Making Law Through Executive Orders Is Unconstitutional

Making Law Through Executive Orders Is Unconstitutional
by JBS President John F. McManus

In his 2014 State of the Union Speech, President Barack Obama asserted that he would “take steps without legislation” to accomplish his goals. He had earlier mentioned using his “pen” to force his will on the American people. He referred, of course, to the practice of making law by decree in the form of presidential executive orders.

Obama would hardly be the first to force his will on our nation. George Washington thought he could do so when, in 1793, he proclaimed neutrality in the war between France and England. In doing so, he usurped authority belonging to Congress. Madison and Jefferson vehemently protested because the president’s order bound every American, not just government workers. They knew that it would be proper for a president, acting much the same as a corporation leader would act, to issue an order binding workers under his command. But he could not legally bind the hands of all Americans with an executive order.

When a citizen violated Washington’s neutrality executive order, he was arrested and tried for his action. But a federal court acquitted him on the grounds that a presidential decree aimed at all Americans was an invalid exercise of authority. (Would that we had federal justices who would similarly view presidential wrong-doing!) A chastened Washington then asked Congress to replace his order with its own legislation accomplishing the goal in a constitutional manner, and Congress did as requested. Washington issued no further executive orders aimed at the people.

But many future presidents have employed executive orders – all with no constitutional authority. Franklin Delano Roosevelt issued more than a thousand. Yet, Article I, Section 1, Sentence 1 of the Constitution states that “All legislative power” resides in Congress. Law-making by the Executive Branch violates that very clear mandate.

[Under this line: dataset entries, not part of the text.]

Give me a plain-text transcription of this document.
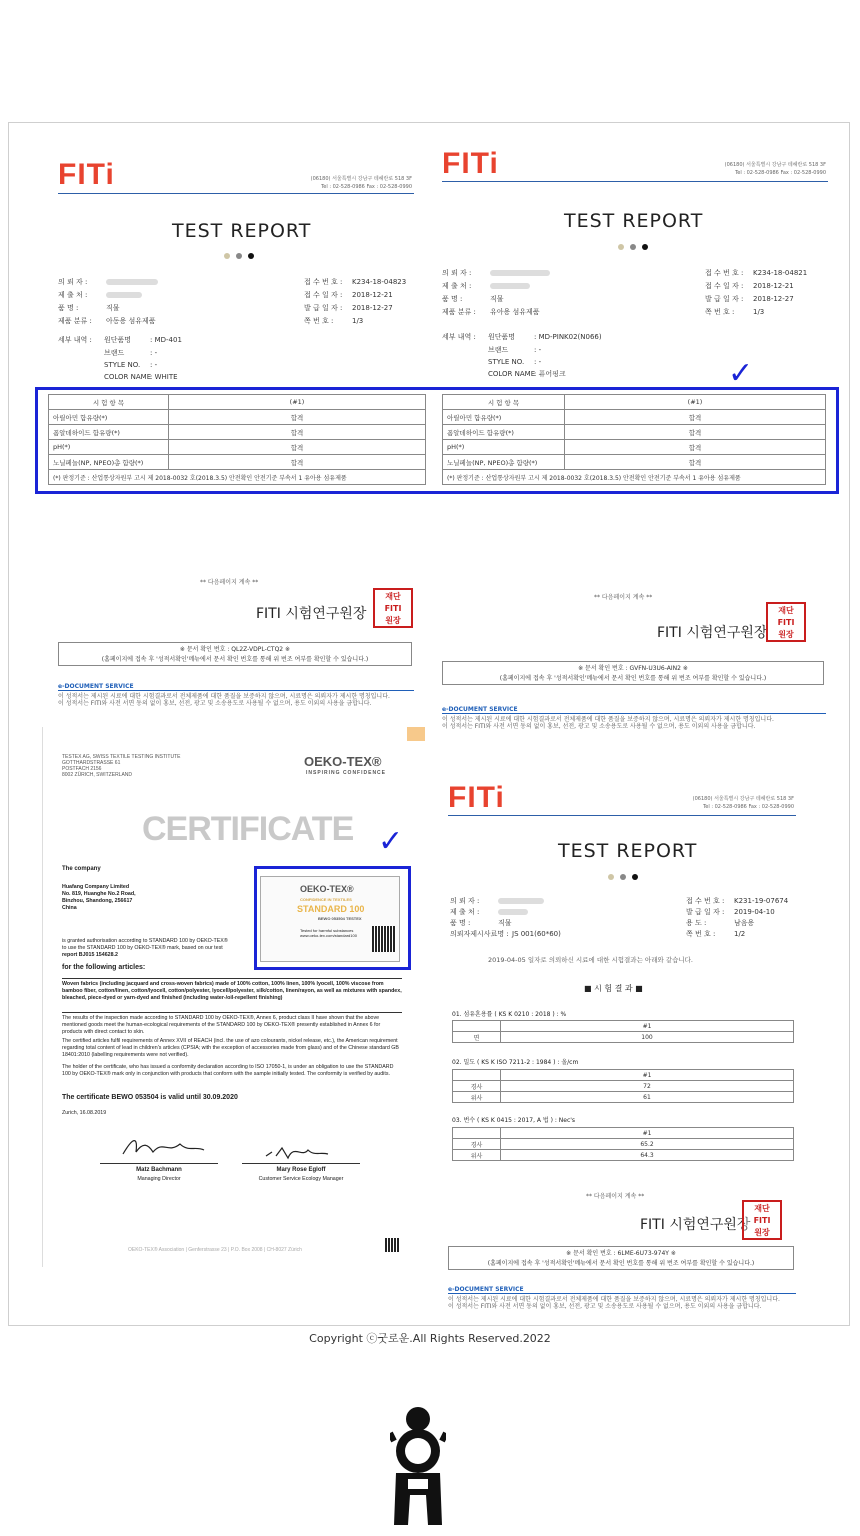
FITi	(06180) 서울특별시 강남구 테헤란로 518 3F
Tel : 02-528-0986 Fax : 02-528-0990
TEST REPORT
의 뢰 자 :
제 출 처 :
품 명 :	직물
제품 분류 : 아동용 섬유제품
접 수 번 호 : K234-18-04823
접 수 일 자 : 2018-12-21
발 급 일 자 : 2018-12-27
쪽 번 호 :	1/3
세부 내역 : 원단품명	: MD-401
브랜드	: -
STYLE NO. : -
COLOR NAME: WHITE
시 험 항 목	(#1)
아릴아민 함유량(*)	합격
폼알데하이드 함유량(*)	합격
pH(*)	합격
노닐페놀(NP, NPEO)총 함량(*)	합격
(*) 판정기준 : 산업통상자원부 고시 제 2018-0032 호(2018.3.5) 안전확인 안전기준 부속서 1 유아용 섬유제품	
** 다음페이지 계속 **
FITI 시험연구원장
재단
FITI
원장
※ 문서 확인 번호 : QL2Z-VDPL-CTQ2 ※
(홈페이지에 접속 후 '성적서확인'메뉴에서 문서 확인 번호를 통해 위 번조 여부를 확인할 수 있습니다.)
e-DOCUMENT SERVICE
이 성적서는 제시된 시료에 대한 시험결과로서 전체제품에 대한 품질을 보증하지 않으며, 시료명은 의뢰자가 제시한 명칭입니다.
이 성적서는 FITI와 사전 서면 동의 없이 홍보, 선전, 광고 및 소송용도로 사용될 수 없으며, 용도 이외의 사용을 금합니다.
FITi	(06180) 서울특별시 강남구 테헤란로 518 3F
Tel : 02-528-0986 Fax : 02-528-0990
TEST REPORT
의 뢰 자 :
제 출 처 :
품 명 :	직물
제품 분류 : 유아용 섬유제품
접 수 번 호 : K234-18-04821
접 수 일 자 : 2018-12-21
발 급 일 자 : 2018-12-27
쪽 번 호 :	1/3
세부 내역 : 원단품명	: MD-PINK02(N066)
브랜드	: -
STYLE NO. : -
COLOR NAME: 퓨어핑크
시 험 항 목	(#1)
아릴아민 함유량(*)	합격
폼알데하이드 함유량(*)	합격
pH(*)	합격
노닐페놀(NP, NPEO)총 함량(*)	합격
(*) 판정기준 : 산업통상자원부 고시 제 2018-0032 호(2018.3.5) 안전확인 안전기준 부속서 1 유아용 섬유제품	
** 다음페이지 계속 **
FITI 시험연구원장
재단
FITI
원장
※ 문서 확인 번호 : GVFN-U3U6-AIN2 ※
(홈페이지에 접속 후 '성적서확인'메뉴에서 문서 확인 번호를 통해 위 번조 여부를 확인할 수 있습니다.)
e-DOCUMENT SERVICE
이 성적서는 제시된 시료에 대한 시험결과로서 전체제품에 대한 품질을 보증하지 않으며, 시료명은 의뢰자가 제시한 명칭입니다.
이 성적서는 FITI와 사전 서면 동의 없이 홍보, 선전, 광고 및 소송용도로 사용될 수 없으며, 용도 이외의 사용을 금합니다.
✓
TESTEX AG, SWISS TEXTILE TESTING INSTITUTE
GOTTHARDSTRASSE 61
POSTFACH 2156
8002 ZÜRICH, SWITZERLAND
OEKO-TEX®
INSPIRING CONFIDENCE
CERTIFICATE
The company
Huafang Company Limited
No. 819, Huanghe No.2 Road,
Binzhou, Shandong, 256617
China
is granted authorisation according to STANDARD 100 by OEKO-TEX®
to use the STANDARD 100 by OEKO-TEX® mark, based on our test
report BJ015 154628.2
for the following articles:
Woven fabrics (including jacquard and cross-woven fabrics) made of 100% cotton, 100% linen, 100% lyocell, 100% viscose from bamboo fiber, cotton/linen, cotton/lyocell, cotton/polyester, lyocell/polyester, silk/cotton, linen/rayon, as well as mixtures with spandex, bleached, piece-dyed or yarn-dyed and finished (including water-/oil-repellent finishing)
The results of the inspection made according to STANDARD 100 by OEKO-TEX®, Annex 6, product class II have shown that the above mentioned goods meet the human-ecological requirements of the STANDARD 100 by OEKO-TEX® presently established in Annex 6 for products with direct contact to skin.
The certified articles fulfil requirements of Annex XVII of REACH (incl. the use of azo colourants, nickel release, etc.), the American requirement regarding total content of lead in children's articles (CPSIA; with the exception of accessories made from glass) and of the Chinese standard GB 18401:2010 (labelling requirements were not verified).
The holder of the certificate, who has issued a conformity declaration according to ISO 17050-1, is under an obligation to use the STANDARD 100 by OEKO-TEX® mark only in conjunction with products that conform with the sample initially tested. The conformity is verified by audits.
The certificate BEWO 053504 is valid until 30.09.2020
Zurich, 16.08.2019
Matz Bachmann
Managing Director
Mary Rose Egloff
Customer Service Ecology Manager
OEKO-TEX® Association | Genferstrasse 23 | P.O. Box 2008 | CH-8027 Zürich
OEKO-TEX®
CONFIDENCE IN TEXTILES
STANDARD 100
BEWO 053504 TESTEX
Tested for harmful substances
www.oeko-tex.com/standard100
✓
FITi	(06180) 서울특별시 강남구 테헤란로 518 3F
Tel : 02-528-0986 Fax : 02-528-0990
TEST REPORT
의 뢰 자 :
제 출 처 :
품 명 :	직물
의뢰자제시사료명 : JS 001(60*60)
접 수 번 호 : K231-19-07674
발 급 일 자 : 2019-04-10
용 도 :	남음용
쪽 번 호 :	1/2
2019-04-05 일자로 의뢰하신 시료에 대한 시험결과는 아래와 같습니다.
■ 시 험 결 과 ■
01. 섬유혼용률 ( KS K 0210 : 2018 ) : %
	#1
면	100
02. 밀도 ( KS K ISO 7211-2 : 1984 ) : 올/cm
	#1
경사	72
위사	61
03. 번수 ( KS K 0415 : 2017, A 법 ) : Nec's
	#1
경사	65.2
위사	64.3
** 다음페이지 계속 **
FITI 시험연구원장
재단
FITI
원장
※ 문서 확인 번호 : 6LME-6U73-974Y ※
(홈페이지에 접속 후 '성적서확인'메뉴에서 문서 확인 번호를 통해 위 번조 여부를 확인할 수 있습니다.)
e-DOCUMENT SERVICE
이 성적서는 제시된 시료에 대한 시험결과로서 전체제품에 대한 품질을 보증하지 않으며, 시료명은 의뢰자가 제시한 명칭입니다.
이 성적서는 FITI와 사전 서면 동의 없이 홍보, 선전, 광고 및 소송용도로 사용될 수 없으며, 용도 이외의 사용을 금합니다.
Copyright ⓒ굿로운.All Rights Reserved.2022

During the Clinton presidency, aide Paul Begala praised his boss’s reliance on the practice. He actually stated, “Stroke of the pen; law of the land, kinda cool.” But Democrats are not alone in employing this violation of the Constitution. In 1970, President Nixon used his pen to issue an executive order creating the Environmental Protection Agency. Every president during the 20th century engaged in the practice.

It can’t be stated too often that law-making is the sole prerogative of the Legislative Branch. But when that branch allows the executive-order practice to continue, it even escalates. As long as congressional failure to assert its sole authorized power is allowed to continue, executive orders will continue to saddle the American people with rules and regulations that might never have arisen had the Constitution’s very first sentence (after the Preamble) been obeyed.